Yes, (integer division) is written below the multiples line –  ringø  May 5 '13 at 6:30
 
very clever!!!! –  Bin Chen  May 5 '13 at 6:32

I also encountered this on Codility. It took me much longer than I'd like to admit to come up with a good solution, so I figured I would share what I think is an elegant solution!

Straightforward Approach 1/2:

O(N) time solution with a loop and counter, unrealistic when N = 2 billion.

Awesome Approach 3:

We want the number of digits in some range that are divisible by K.

Simple case: assume range [0 .. n*K], N = n*K

N/K represents the number of digits in [0,N) that are divisible by K, given N%K = 0 (aka. N is divisible by K)
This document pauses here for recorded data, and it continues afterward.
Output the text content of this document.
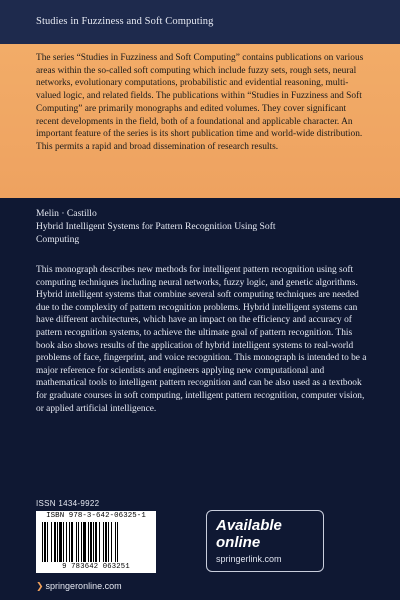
Studies in Fuzziness and Soft Computing

The series “Studies in Fuzziness and Soft Computing” contains publications on various areas within the so-called soft computing which include fuzzy sets, rough sets, neural networks, evolutionary computations, probabilistic and evidential reasoning, multi-valued logic, and related fields. The publications within “Studies in Fuzziness and Soft Computing” are primarily monographs and edited volumes. They cover significant recent developments in the field, both of a foundational and applicable character. An important feature of the series is its short publication time and world-wide distribution. This permits a rapid and broad dissemination of research results.

Melin · Castillo
Hybrid Intelligent Systems for Pattern Recognition Using Soft Computing

This monograph describes new methods for intelligent pattern recognition using soft computing techniques including neural networks, fuzzy logic, and genetic algorithms. Hybrid intelligent systems that combine several soft computing techniques are needed due to the complexity of pattern recognition problems. Hybrid intelligent systems can have different architectures, which have an impact on the efficiency and accuracy of pattern recognition systems, to achieve the ultimate goal of pattern recognition. This book also shows results of the application of hybrid intelligent systems to real-world problems of face, fingerprint, and voice recognition. This monograph is intended to be a major reference for scientists and engineers applying new computational and mathematical tools to intelligent pattern recognition and can be also used as a textbook for graduate courses in soft computing, intelligent pattern recognition, computer vision, or applied artificial intelligence.

ISSN 1434-9922
ISBN 978-3-642-06325-1
9 783642 063251
Available
online
springerlink.com
❯ springeronline.com
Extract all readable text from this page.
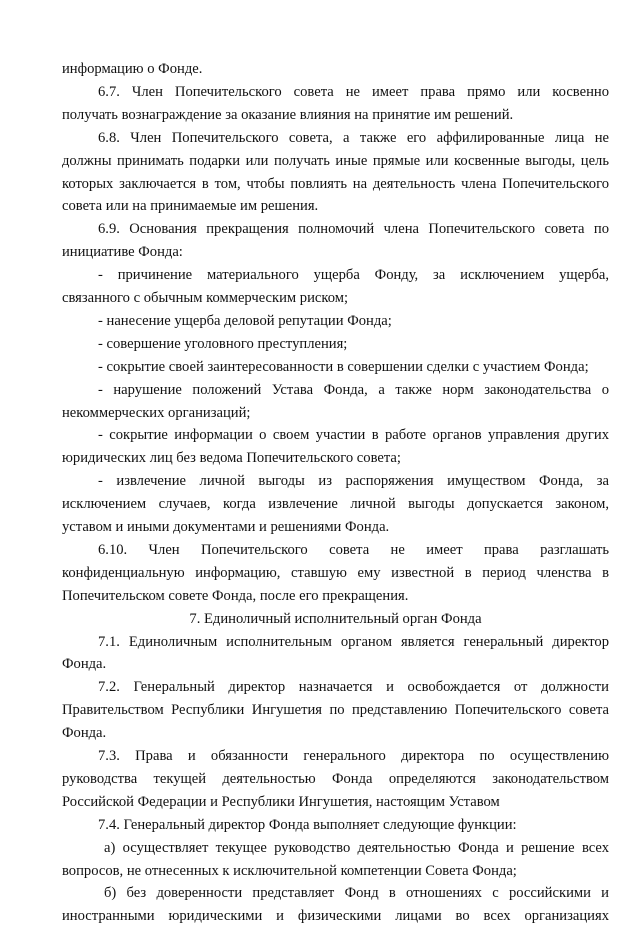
информацию о Фонде.
6.7. Член Попечительского совета не имеет права прямо или косвенно
получать вознаграждение за оказание влияния на принятие им решений.
6.8. Член Попечительского совета, а также его аффилированные лица не
должны принимать подарки или получать иные прямые или косвенные выгоды, цель
которых заключается в том, чтобы повлиять на деятельность члена Попечительского
совета или на принимаемые им решения.
6.9. Основания прекращения полномочий члена Попечительского совета по
инициативе Фонда:
- причинение материального ущерба Фонду, за исключением ущерба,
связанного с обычным коммерческим риском;
- нанесение ущерба деловой репутации Фонда;
- совершение уголовного преступления;
- сокрытие своей заинтересованности в совершении сделки с участием Фонда;
- нарушение положений Устава Фонда, а также норм законодательства о
некоммерческих организаций;
- сокрытие информации о своем участии в работе органов управления других
юридических лиц без ведома Попечительского совета;
- извлечение личной выгоды из распоряжения имуществом Фонда, за
исключением случаев, когда извлечение личной выгоды допускается законом,
уставом и иными документами и решениями Фонда.
6.10. Член Попечительского совета не имеет права разглашать
конфиденциальную информацию, ставшую ему известной в период членства в
Попечительском совете Фонда, после его прекращения.
7. Единоличный исполнительный орган Фонда
7.1. Единоличным исполнительным органом является генеральный директор
Фонда.
7.2. Генеральный директор назначается и освобождается от должности
Правительством Республики Ингушетия по представлению Попечительского совета
Фонда.
7.3. Права и обязанности генерального директора по осуществлению
руководства текущей деятельностью Фонда определяются законодательством
Российской Федерации и Республики Ингушетия, настоящим Уставом
7.4. Генеральный директор Фонда выполняет следующие функции:
а) осуществляет текущее руководство деятельностью Фонда и решение всех
вопросов, не отнесенных к исключительной компетенции Совета Фонда;
б) без доверенности представляет Фонд в отношениях с российскими и
иностранными юридическими и физическими лицами во всех организациях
ex. N = 9, K = 3, Num digits = |{0 3 6}| = 3 = 9/3

Similarly,

N/K + 1 represents the number of digits in [0,N] divisible by K

ex. N = 9, K = 3, Num digits = |{0 3 6 9}| = 4 = 9/3 + 1

I think really understanding the above fact is the trickiest part of this question, I cannot explain exactly why it works. The rest boils down to prefix sums and handling special cases.


Now we don't always have a range that begins with 0, and we cannot assume the two bounds will be divisible by K. But wait! We can fix this by calculating our own nice upper and lower bounds and using some subtraction magic :)

  1. First find the closest upper and lower in the range [A,B] that are divisible by K.

    • Upper bound (easier): ex. B = 10, K = 3, new_B = 9... the pattern is B - B%K
    • Lower bound: ex. A = 10, K = 3, new_A = 12... try a few more and you will see the pattern is A - A%K + K
  2. Then calculate the following using the above technique:

    • Determine the total number of digits X between [0,B] that are divisible by K
    • Determine the total number of digits Y between [0,A) that are divisible by K
  3. Calculate the number of digits between [A,B] that are divisible by K in constant time by the expression X - Y

Website: https://codility.com/demo/take-sample-test/count_div/

class CountDiv {
    public int solution(int A, int B, int K) {
        int firstDivisble = A%K == 0 ? A : A + (K - A%K);
        int lastDivisible = B%K == 0 ? B : B - B%K; //B/K behaves this way by default.
        return (lastDivisible - firstDivisible)/K + 1;
    }
}

This is my first time explaining an approach like this. Feedback is very much appreciated :)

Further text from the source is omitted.